MMS • Ben Linders
Article originally posted on InfoQ. Visit InfoQ
Failure in distributed systems is normal. Distributed systems can provide only two of the three guarantees in consistency, availability, and partition tolerance. According to Kevlin Henney, this limits how much you can know about how a distributed system will behave. He gave a keynote about Six Impossible Things at QCon London 2022 and at QCon Plus May 10-20, 2022.
When you look at a piece of code, you can see simple control flow, such as sequence and branching, reflected in the constructs and indentation of the source. What is not visible is how time is lost or reordered in the network or the backend, Henney argued.
Because failure – routers, cabling, hosts, middleware, etc. – is normal, it means that any view of state relying on having everything available all of the time is impossible. Henney gave an example of what can happen:
If a node crashes and never comes back up, but you have to wait for it to give the user an answer, the user will never receive an answer. The architect is not in a position to guarantee that the node will become available again. Alternatively, you give the user a cached answer, but that result may be stale. In either case, the user never receives the true answer.

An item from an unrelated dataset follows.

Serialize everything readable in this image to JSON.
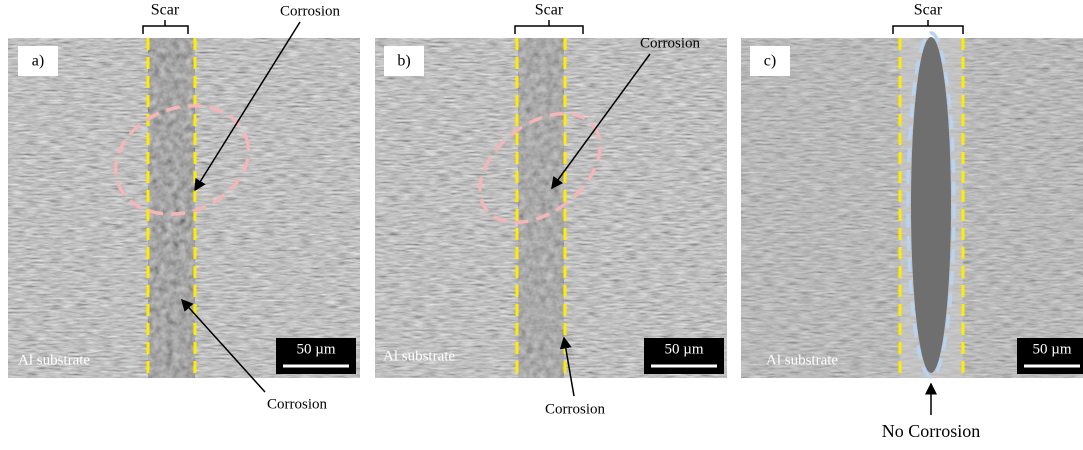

The CAP Theorem is the Heisenberg Uncertainty Principle of distributed systems: consistency, availability and partition tolerance. You cannot, however, have all three properties at once, as Henney explained:
For consistency, returned results are either up-to-date and consistent, or an error is received. For availability, there are no error responses, but there is no guarantee the result is up-to-date and consistent. For partition tolerance, this refers to the ability of a distributed system to keep functioning in the presence of parts of the network becoming inaccessible. Pick two, you can’t have them all – or, put another way, you can’t know it all.
Timeouts and caching play a significant role in coding distributed systems, not because they are workarounds and optimisation tweaks, but because they are fundamentally necessary, Henney concluded.
InfoQ interviewed Kevlin Henney about distributed systems.
InfoQ: Why do people assume that distributed systems are knowable?
Kevlin Henney: Developers typically view the world through their IDE, from the perspective of a single machine. They default to reasoning about a system through the lens of the code that is immediately in front of them. Although they are consciously aware of the network as a source of failure, concurrency, asynchrony and latency, their porthole view does not necessarily cause them to take a step back and appreciate what they consider situational – a problem in this case – is actually foundational; that it arises from the nature of the system.
Although exception handlers might acknowledge failures, they don’t reflect their normality. I’ve seen more than one coding guideline state that “exceptions should be exceptional”. This advice is little more than wordplay – it’s neither helpful nor realistic. There is nothing exceptional about timeouts, disconnects and other errors in a networked environment – these are “business as usual”.
These “little issues” are also not little: they shape – in fact, they are – the fabric from which a distributed system is made.
InfoQ: How can we deal with the uncertainty that comes with distributed systems?
Henney: First of all, acknowledge uncertainty exists. Second, acknowledge that failure and incomplete information is a normal state of affairs, not an exceptional one. Third, decide what data quality is appropriate for the application.
The limits to certainty and knowability mean that architects must recognise that state coherence is a fundamental decision and not an implementation detail. Whether data is eventually consistent or synchronously transactional shapes the code, the user experience and many other qualities of a system. If a user makes a change, is that change immediately and necessarily visible to other users? The answer to that question can change the architecture. Being too strict about the data quality will either run afoul of the CAP theorem or will have unfortunate performance consequences, such as distributed locking.
These constraints on distribution are why, for example, distributed garbage collection mechanisms, such as Java’s RMI, are probabilistic in their determination of whether an object is no longer needed and can, therefore, be collected. In a single process in a managed language, it is possible to determine whether an object is referred to or not as a statement of fact; in a distributed system, it is not. A leasing mechanism based on timeouts is used to determine whether it’s likely that an object is still referred to or not by remote processes. But it does not guarantee that determination is actually correct, just probably correct.